Patients with advanced iCCA characterized as either FGFR fusions or FGFR mutations or amplifications and ≥1 previous line of chemotherapy were treated with derazantinib 300 mg daily (N = 143). FGFR anomalies were confirmed and characterized via fluorescence in situ hybridization or next-generation sequencing. Primary end points for the FIDES-01 trial were objective response rate (ORR) for FGFR2 fusions as assessed by central radiology review, and progression-free survival (PFS) for FGFR2 mutations or amplifications as assessed either radiographically or by survival status.

Median age for the study population was 59 years, and approximately half of the participants had ≥2 previous lines of therapy. Tumor response and safety data were collected from 103 patients in the FGFR2 fusions cohort. In the FGFR2 mutations or amplifications cohort, safety was assessed in 40 patients, and response in 31 patients. These results were presented at the 2022 ESMO GI congress.

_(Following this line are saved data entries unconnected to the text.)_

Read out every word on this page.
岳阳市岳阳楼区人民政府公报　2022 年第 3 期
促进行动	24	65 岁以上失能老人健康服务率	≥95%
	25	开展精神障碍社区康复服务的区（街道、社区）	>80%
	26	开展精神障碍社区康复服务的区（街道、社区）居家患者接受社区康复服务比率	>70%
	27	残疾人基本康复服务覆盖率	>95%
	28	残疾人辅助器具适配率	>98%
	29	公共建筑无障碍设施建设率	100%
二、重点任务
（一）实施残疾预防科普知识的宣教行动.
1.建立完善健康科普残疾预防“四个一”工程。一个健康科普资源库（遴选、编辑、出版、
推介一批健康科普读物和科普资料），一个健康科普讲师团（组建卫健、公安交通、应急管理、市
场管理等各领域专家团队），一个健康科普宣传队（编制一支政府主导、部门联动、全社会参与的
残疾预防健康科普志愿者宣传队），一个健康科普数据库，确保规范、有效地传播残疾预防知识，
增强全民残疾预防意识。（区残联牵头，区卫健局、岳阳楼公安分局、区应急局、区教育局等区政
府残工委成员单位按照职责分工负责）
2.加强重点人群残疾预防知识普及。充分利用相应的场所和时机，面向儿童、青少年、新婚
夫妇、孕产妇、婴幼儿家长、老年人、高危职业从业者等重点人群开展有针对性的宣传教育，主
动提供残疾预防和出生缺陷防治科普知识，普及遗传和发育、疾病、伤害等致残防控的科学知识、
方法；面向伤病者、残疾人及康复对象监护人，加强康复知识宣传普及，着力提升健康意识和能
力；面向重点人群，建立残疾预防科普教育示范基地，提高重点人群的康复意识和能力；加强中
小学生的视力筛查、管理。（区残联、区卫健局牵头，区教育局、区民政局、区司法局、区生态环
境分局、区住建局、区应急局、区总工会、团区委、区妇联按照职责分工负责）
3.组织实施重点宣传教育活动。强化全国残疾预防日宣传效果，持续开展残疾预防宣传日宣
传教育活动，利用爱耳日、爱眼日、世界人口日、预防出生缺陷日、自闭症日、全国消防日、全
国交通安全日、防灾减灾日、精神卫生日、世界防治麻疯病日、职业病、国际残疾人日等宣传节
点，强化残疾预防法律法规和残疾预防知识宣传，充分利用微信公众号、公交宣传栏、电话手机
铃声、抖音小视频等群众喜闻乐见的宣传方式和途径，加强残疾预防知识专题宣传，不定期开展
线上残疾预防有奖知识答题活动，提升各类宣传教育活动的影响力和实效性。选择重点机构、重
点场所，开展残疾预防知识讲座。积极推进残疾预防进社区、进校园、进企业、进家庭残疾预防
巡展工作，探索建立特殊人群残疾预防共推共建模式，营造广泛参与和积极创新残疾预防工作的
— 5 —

In all, 98% of the 103 patients with FGFR2 fusions discontinued treatment, as did 78% of the 40 patients in the FGFR2 mutations or amplifications cohort. In the FGFR2 fusion group, ORR was 21.4%, and the disease control rate (DCR) was 75.7% (95% confidence interval [CI], 66.3-83.6). Median PFS was 8.0 months (95% CI, 5.5-8.3), and median overall survival (OS) was 17.2 months (95% CI, 12.5-22.4). Patients with FGFR2 mutations or amplifications had a confirmed ORR of 6.5% (95% CI, 0.8-21.4), and the DCR was 58.1% (95% CI, 39.1-75.5). Median PFS in these patients was 8.3 months (95% CI, 1.9-16.7), and median OS was 15.9 months (95% CI, 8.4-not estimable). The most common adverse events (AEs; any grade) observed were hyperphosphatemia (37%), asthenia/fatigue (34%), nausea (30%), transaminase elevations (29%), dry mouth (27%), and dry eye (23%). The majority of AEs were grade 2 or less.

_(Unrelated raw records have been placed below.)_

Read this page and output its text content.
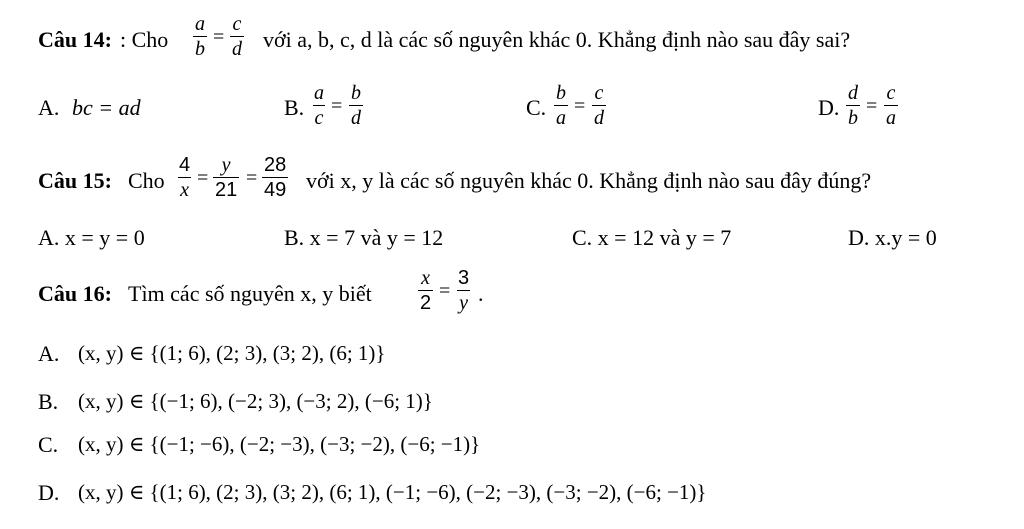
Câu 14: : Cho $\frac{a}{b} = \frac{c}{d}$ với a, b, c, d là các số nguyên khác 0. Khẳng định nào sau đây sai?
A. bc = ad	B. $\frac{a}{c} = \frac{b}{d}$	C. $\frac{b}{a} = \frac{c}{d}$	D. $\frac{d}{b} = \frac{c}{a}$
Câu 15: Cho $\frac{4}{x} = \frac{y}{21} = \frac{28}{49}$ với x, y là các số nguyên khác 0. Khẳng định nào sau đây đúng?
A. x = y = 0	B. x = 7 và y = 12	C. x = 12 và y = 7	D. x.y = 0
Câu 16: Tìm các số nguyên x, y biết $\frac{x}{2} = \frac{3}{y}$ .
A. (x, y) ∈ {(1; 6), (2; 3), (3; 2), (6; 1)}
B. (x, y) ∈ {(−1; 6), (−2; 3), (−3; 2), (−6; 1)}
C. (x, y) ∈ {(−1; −6), (−2; −3), (−3; −2), (−6; −1)}
D. (x, y) ∈ {(1; 6), (2; 3), (3; 2), (6; 1), (−1; −6), (−2; −3), (−3; −2), (−6; −1)}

Preliminary data from this small, genetically defined population support the use of derazantinib as a clinically meaningful and targeted second-line therapy for patients with iCCA whose tumors are characterized by genetic aberrations in FGFR2.

Sources: Borad M, Javle M, Shaib WL, et al. Efficacy of derazantinib in intrahepatic cholangiocarcinoma (iCCA) patients with FGFR2 fusions, mutations or amplifications. Ann Oncol. 2022;33(suppl 7):S567-S568.

Borad MJ, Javle M, Shaib WL, et al. Efficacy of derazantinib in intrahepatic cholangiocarcinoma (iCCA) patients with FGFR2 fusions, mutations or amplifications. European Society for Medical Oncology World Congress on Gastrointestinal Cancer 2022. Abstract 59P.